Before leaving home, I had tried to tell Zyanya about the Purémpecha's predilection for inventive, voluptuous, and even perverse sexual practices. We had agreed that we would not evince surprise or disgust, whatever hospitality of that nature our hosts might offer us, but would decline i
t as graciously as possible. Or we thought we had so agreed. By the time the hospitality was provided, and we recognized it for what it was, we were already partaking. And we did not then recoil because—though she and I could never afterward decide whether it was wicked or innocuous—it was undeniably delightful.
As he led us toward the upper floor, Tzimtzicha turned and gave me an imitation of my own pimplike smirk, and inquired, "Will the knight and his lady wish separate rooms? Separate beds?"
"Certainly not," I said, and I said it in a chilly voice, before he might next suggest, "Separate partners?" or some other indecency.
"A conjugal chamber then, my lord," he said, agreeably enough. "But sometimes," he went on, casually, conversationally, "after a hard day's travel, even the most devoted couple may be fatigued. The court of Tzintzuntzani would think itself remiss if its guests should feel, ahem, too tired to indulge each other, even for a single night. Hence we offer a facility called atanatanarani. It enhances the adequacy of a man, the receptiveness of a woman, perhaps to an extreme they have never before enjoyed."
The word atanatanarani, as best I could unravel its elements, meant only "a bunching together." Before I could inquire how a bunching together could enhance anything, he had bowed us into our chambers, backed himself out, and slid shut the lacquered door.

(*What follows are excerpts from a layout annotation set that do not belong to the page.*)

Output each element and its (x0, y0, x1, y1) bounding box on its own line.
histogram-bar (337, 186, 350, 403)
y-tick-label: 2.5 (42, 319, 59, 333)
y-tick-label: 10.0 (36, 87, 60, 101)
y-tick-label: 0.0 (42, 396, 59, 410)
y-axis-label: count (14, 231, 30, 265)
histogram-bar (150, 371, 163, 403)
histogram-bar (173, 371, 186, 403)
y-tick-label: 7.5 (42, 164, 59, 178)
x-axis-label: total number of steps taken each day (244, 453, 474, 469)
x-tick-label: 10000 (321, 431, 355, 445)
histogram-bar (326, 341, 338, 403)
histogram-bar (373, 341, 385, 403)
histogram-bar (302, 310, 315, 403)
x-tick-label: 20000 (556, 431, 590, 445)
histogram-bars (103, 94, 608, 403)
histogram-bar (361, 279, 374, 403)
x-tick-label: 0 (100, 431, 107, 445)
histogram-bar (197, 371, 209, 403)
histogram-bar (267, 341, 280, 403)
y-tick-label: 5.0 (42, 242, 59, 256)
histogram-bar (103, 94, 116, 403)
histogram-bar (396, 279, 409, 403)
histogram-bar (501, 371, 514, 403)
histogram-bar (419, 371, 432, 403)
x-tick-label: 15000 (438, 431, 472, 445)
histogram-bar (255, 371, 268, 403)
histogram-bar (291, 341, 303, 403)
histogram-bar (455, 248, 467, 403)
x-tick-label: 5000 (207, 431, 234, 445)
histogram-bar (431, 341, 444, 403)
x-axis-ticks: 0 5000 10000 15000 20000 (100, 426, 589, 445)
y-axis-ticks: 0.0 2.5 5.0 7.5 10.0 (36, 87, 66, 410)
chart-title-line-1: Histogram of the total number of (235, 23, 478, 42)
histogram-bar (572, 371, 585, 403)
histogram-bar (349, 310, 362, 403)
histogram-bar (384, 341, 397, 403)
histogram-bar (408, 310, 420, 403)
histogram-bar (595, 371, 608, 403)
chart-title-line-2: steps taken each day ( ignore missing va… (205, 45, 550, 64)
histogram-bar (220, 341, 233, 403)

The lamplighted room contained the biggest, deepest, softest bed of piled quilts I had ever seen. There also awaited us two elderly slaves: one male, one female. I eyed them with apprehension, but they merely asked our permission to draw our baths. Adjoining the bedroom was a separate sanitary closet for each of us, complete with its own bathing trough and already hot steam room. My servant helped me sponge myself in the bath and afterward briskly pumiced me in the steam room, but he did nothing else, nothing untoward. I assumed that the slaves, the bathing and steaming were what the Crown Prince had meant by "a facility called atanatanarani." If so, it was but a civilized amenity, nothing obscene, and it had worked well. I felt refreshed and tingly-skinned and more than "adequate," as Tzimtzicha had put it, to "indulge" my wife.